Many candidates for public office send thank-you notes to campaign donors after ballots have been counted.
State Rep. Michael Caldwell, R-Woodstock, adds a little something extra: a check.
Caldwell, 27, has refunded more than $12,000 to his campaign contributors since first winning a seat in the General Assembly in 2012. It’s a practice he started following his first, losing, bid for the House in 2010, and it’s one that a good-government group called the “gold standard” for how campaigns should operate.
From 2012 through 2014, Caldwell raised more than $32,000. He refunded nearly 40 percent of that to donors. (Final 2016 figures have yet to be reported.)
“The reason I do it is to give people the opportunity to decide for themselves and decide what happens with their money,” Caldwell said in a recent interview.
Caldwell hopes that decision is easy.
“In a perfect world everybody sends the check right back,” he said.
Maureen Wolff, a Caldwell donor from Woodstock, received a refund check in the mail Wednesday. She did not send it back.
“We got it today,” Wolff said. “And cut it up today.”
Wolff wants Caldwell to have her money “if he ever needs it.”
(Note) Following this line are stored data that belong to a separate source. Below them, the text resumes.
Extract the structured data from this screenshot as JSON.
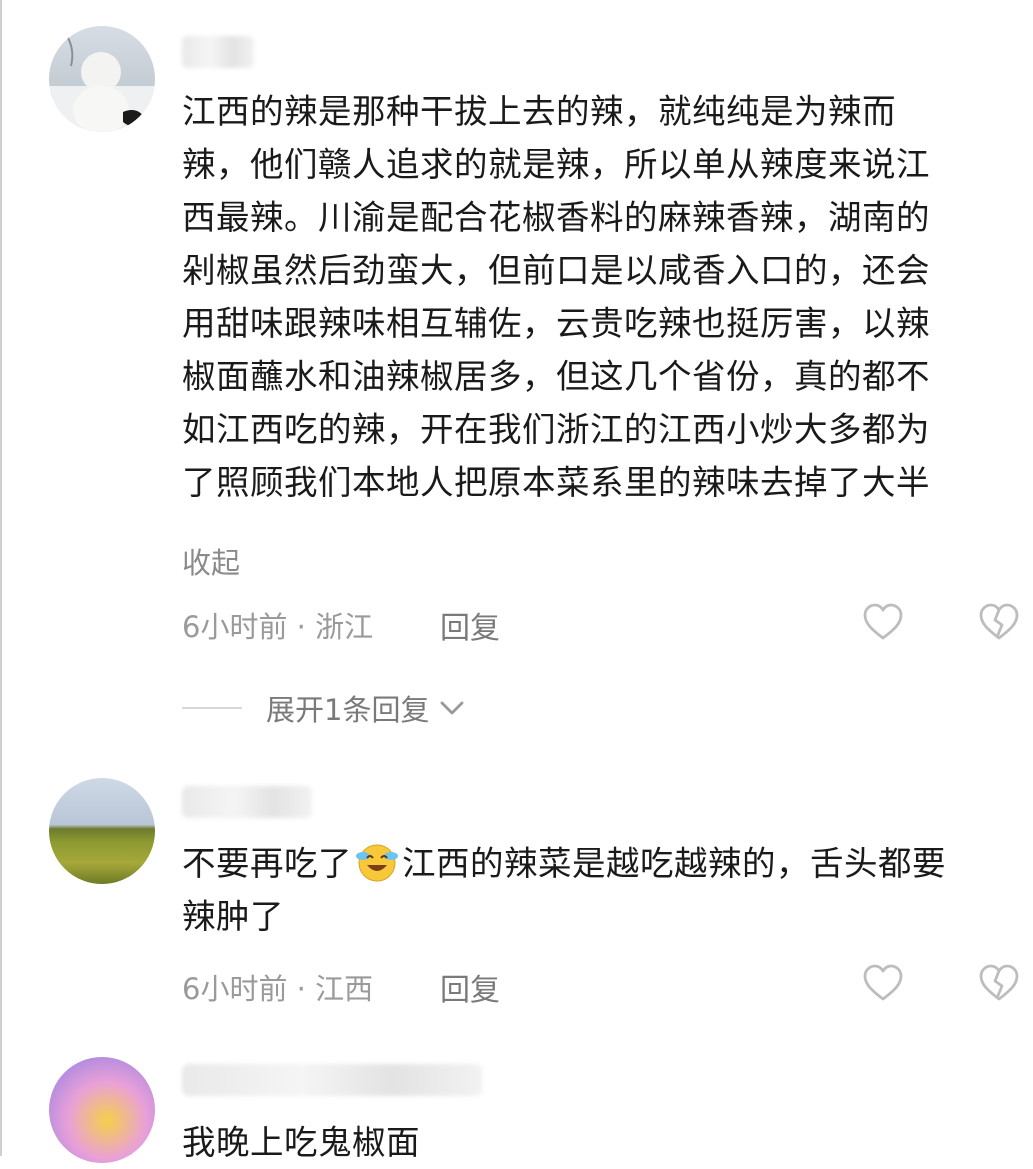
{
  "comments": [
    {
      "lines": [
        "江西的辣是那种干拔上去的辣，就纯纯是为辣而",
        "辣，他们赣人追求的就是辣，所以单从辣度来说江",
        "西最辣。川渝是配合花椒香料的麻辣香辣，湖南的",
        "剁椒虽然后劲蛮大，但前口是以咸香入口的，还会",
        "用甜味跟辣味相互辅佐，云贵吃辣也挺厉害，以辣",
        "椒面蘸水和油辣椒居多，但这几个省份，真的都不",
        "如江西吃的辣，开在我们浙江的江西小炒大多都为",
        "了照顾我们本地人把原本菜系里的辣味去掉了大半"
      ],
      "collapse_label": "收起",
      "meta": "6小时前 · 浙江",
      "reply_label": "回复",
      "expand_label": "展开1条回复"
    },
    {
      "line1_before": "不要再吃了",
      "line1_after": "江西的辣菜是越吃越辣的，舌头都要",
      "line2": "辣肿了",
      "meta": "6小时前 · 江西",
      "reply_label": "回复"
    },
    {
      "text": "我晚上吃鬼椒面"
    }
  ],
  "icons": {
    "like": "heart-outline-icon",
    "dislike": "broken-heart-icon",
    "expand": "chevron-down-icon",
    "emoji": "crying-laughing-emoji"
  },
  "colors": {
    "text": "#1a1a1a",
    "meta": "#9a9a9a",
    "icon": "#bdbdbd"
  }
}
“He’s just amazing,” she said. “Absolutely amazing person.”
Since first starting the practice in 2010, Caldwell said only two donors have failed to either return his refund or to tear up his check.
“One cashed his check and one asked it go to charity,” he said. The pair totaled about $10, Caldwell said.
Back in 2010, when he was barely old enough to drink legally, Caldwell and some friends brainstormed what a “perfect” campaign would look like. The list included a ban on contributions from political action committees, lobbyists and anyone from out of state. It also included the contribution refund idea. He adopted all those ideas.
Although he lost that 2010 primary campaign to then-Rep. Charlice Byrd, R-Woodstock, Caldwell also kept his word.
“I don’t believe in war chests,” he said.
William Perry, the executive director of Georgia Ethics Watchdogs, said Caldwell deserves praise.
“Representative Caldwell sets the gold standard for the way leftover campaign funds should be handled,” Perry said.
With the refunds and his personal ban on special-interest money, Caldwell has his priorities straight, Perry said.
It “leaves his constituency and supporters the only groups he has to answer to,” Perry said. “These are the kind of actions that can help restore the public’s trust in politicians.”